Signing the letter were; The Mortgage Bankers Association, The Lenders One/National Alliance of Independent Mortgage Bankers, The Independent Community Bankers of America, The American Bankers Association, The American Financial Services Association, and the American Institute of Certified Public Accountants.
Hi Howard,
Thanks for stopping by RCG. FHA is a government sponsored program. What purpose does it serve, if any, to have businesses worth at least $63,000 originating mortgage loans?
Said another way, would having these capital reserves protect the taxpayer? The borrower? The integrity of the FHA program?
I am of the opinion that capital reserves are no better at protecting the borrower, taxpayer and FHA program integrity than adequately established coverage via surety bonds. The honorable MBB will live with whatever the FHA decides. What is upsetting to me is the self serving and veiled nature of the approach by the listed lender groups. I am tired of hearing the, “skin in the game,” argument as well. Lenders, Banks & Wall Street all had skin in the game. They then proceeded to systematically rip it off of each other via SIV, CDO’s and other securities vehicles of mass destruction. I love how Pimco’s Bill Gross refers to it as, “Shadow Banking.”
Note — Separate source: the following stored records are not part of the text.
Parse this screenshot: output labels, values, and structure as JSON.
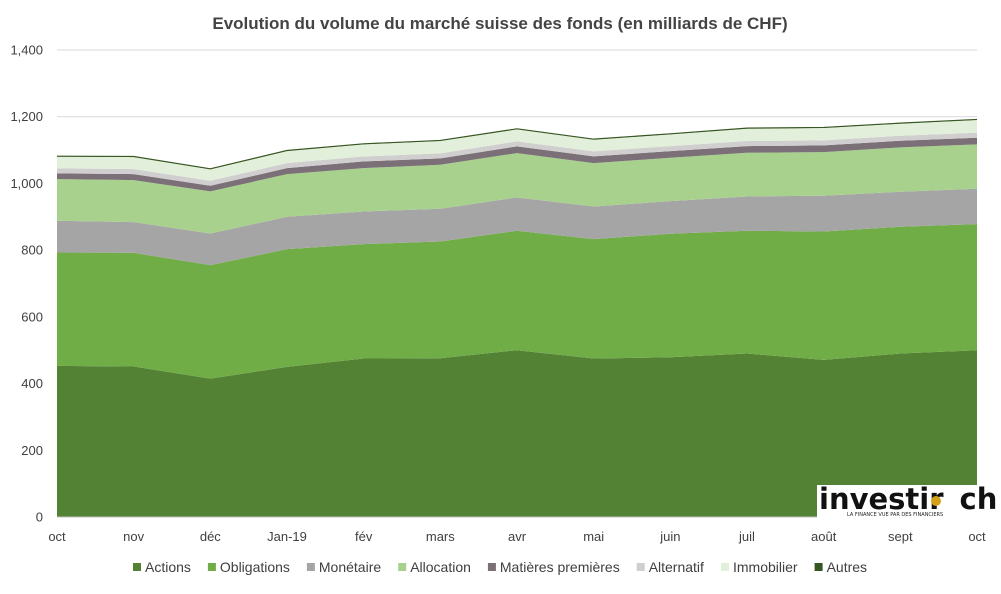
{
  "chart_data": {
    "type": "area",
    "stacked": true,
    "title": "Evolution du volume du marché suisse des fonds (en milliards de CHF)",
    "xlabel": "",
    "ylabel": "",
    "categories": [
      "oct",
      "nov",
      "déc",
      "Jan-19",
      "fév",
      "mars",
      "avr",
      "mai",
      "juin",
      "juil",
      "août",
      "sept",
      "oct"
    ],
    "ylim": [
      0,
      1400
    ],
    "yticks": [
      0,
      200,
      400,
      600,
      800,
      1000,
      1200,
      1400
    ],
    "ytick_labels": [
      "0",
      "200",
      "400",
      "600",
      "800",
      "1,000",
      "1,200",
      "1,400"
    ],
    "grid": true,
    "legend_position": "bottom",
    "series": [
      {
        "name": "Actions",
        "color": "#548235",
        "values": [
          453,
          451,
          415,
          450,
          475,
          476,
          500,
          475,
          479,
          490,
          471,
          490,
          500
        ]
      },
      {
        "name": "Obligations",
        "color": "#70ad47",
        "values": [
          340,
          341,
          340,
          353,
          343,
          350,
          358,
          358,
          370,
          368,
          385,
          380,
          378
        ]
      },
      {
        "name": "Monétaire",
        "color": "#a5a5a5",
        "values": [
          95,
          92,
          95,
          97,
          98,
          98,
          100,
          98,
          98,
          103,
          107,
          105,
          106
        ]
      },
      {
        "name": "Allocation",
        "color": "#a9d18e",
        "values": [
          125,
          126,
          126,
          128,
          130,
          132,
          133,
          130,
          130,
          131,
          131,
          133,
          133
        ]
      },
      {
        "name": "Matières premières",
        "color": "#7b7077",
        "values": [
          17,
          18,
          17,
          18,
          20,
          19,
          20,
          20,
          20,
          20,
          20,
          20,
          20
        ]
      },
      {
        "name": "Alternatif",
        "color": "#d0cece",
        "values": [
          15,
          15,
          15,
          15,
          15,
          15,
          15,
          15,
          15,
          15,
          15,
          15,
          15
        ]
      },
      {
        "name": "Immobilier",
        "color": "#e2efda",
        "values": [
          35,
          36,
          34,
          36,
          36,
          37,
          36,
          35,
          35,
          37,
          37,
          36,
          38
        ]
      },
      {
        "name": "Autres",
        "color": "#375623",
        "values": [
          2,
          2,
          2,
          2,
          2,
          2,
          2,
          2,
          2,
          2,
          2,
          2,
          2
        ]
      }
    ]
  },
  "logo": {
    "text_before": "investir",
    "text_after": "ch",
    "tagline": "LA FINANCE VUE PAR DES FINANCIERS"
  }
}
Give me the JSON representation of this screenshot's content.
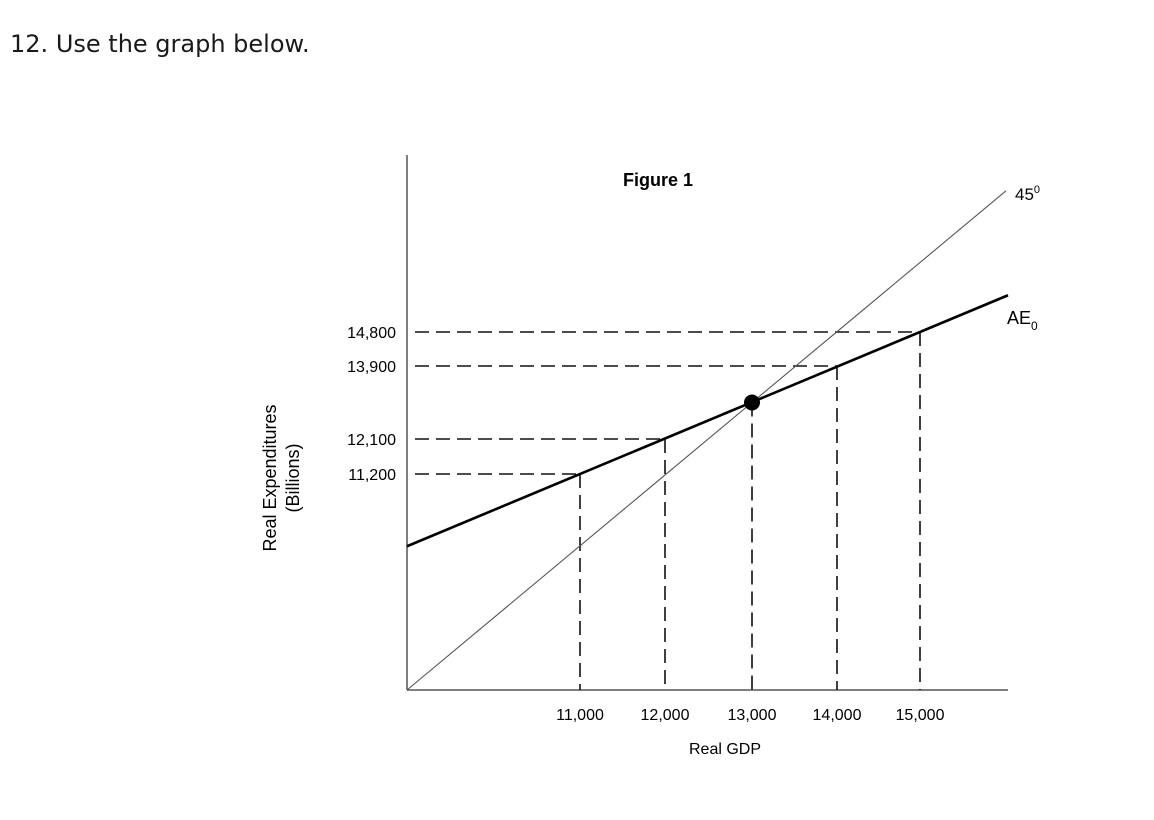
{
  "question": {
    "number": "12.",
    "text": "Use the graph below."
  },
  "chart_data": {
    "type": "line",
    "title": "Figure 1",
    "xlabel": "Real GDP",
    "ylabel_line1": "Real Expenditures",
    "ylabel_line2": "(Billions)",
    "x_ticks": [
      "11,000",
      "12,000",
      "13,000",
      "14,000",
      "15,000"
    ],
    "y_ticks": [
      "14,800",
      "13,900",
      "12,100",
      "11,200"
    ],
    "series": [
      {
        "name": "45",
        "superscript": "0",
        "x": [
          0,
          16000
        ],
        "y": [
          0,
          16000
        ]
      },
      {
        "name": "AE",
        "subscript": "0",
        "x": [
          9000,
          11000,
          12000,
          13000,
          14000,
          15000,
          16000
        ],
        "y": [
          9400,
          11200,
          12100,
          13000,
          13900,
          14800,
          15700
        ]
      }
    ],
    "points": [
      {
        "x": 11000,
        "y": 11200
      },
      {
        "x": 12000,
        "y": 12100
      },
      {
        "x": 14000,
        "y": 13900
      },
      {
        "x": 15000,
        "y": 14800
      }
    ],
    "equilibrium": {
      "x": 13000,
      "y": 13000
    },
    "grid": false
  }
}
Wow! I was surprised to hear that FHA had higher defualts then subprime? FHA should have put in place higher standards 2 years ago to prevent forseen issues of today. I agree it’s about the ability to repay the loan not just qualify for it.
I don’t have actual stats but I’m betting FHA market share two years ago was in the dumper. They absolutely had higher standards than that of some of the crazier sub primers out there.
Good to learn something about FHA loans from this article. I am not a trained FHA loan originator so I have never dare to take any FHA loan customers. Need more education on this.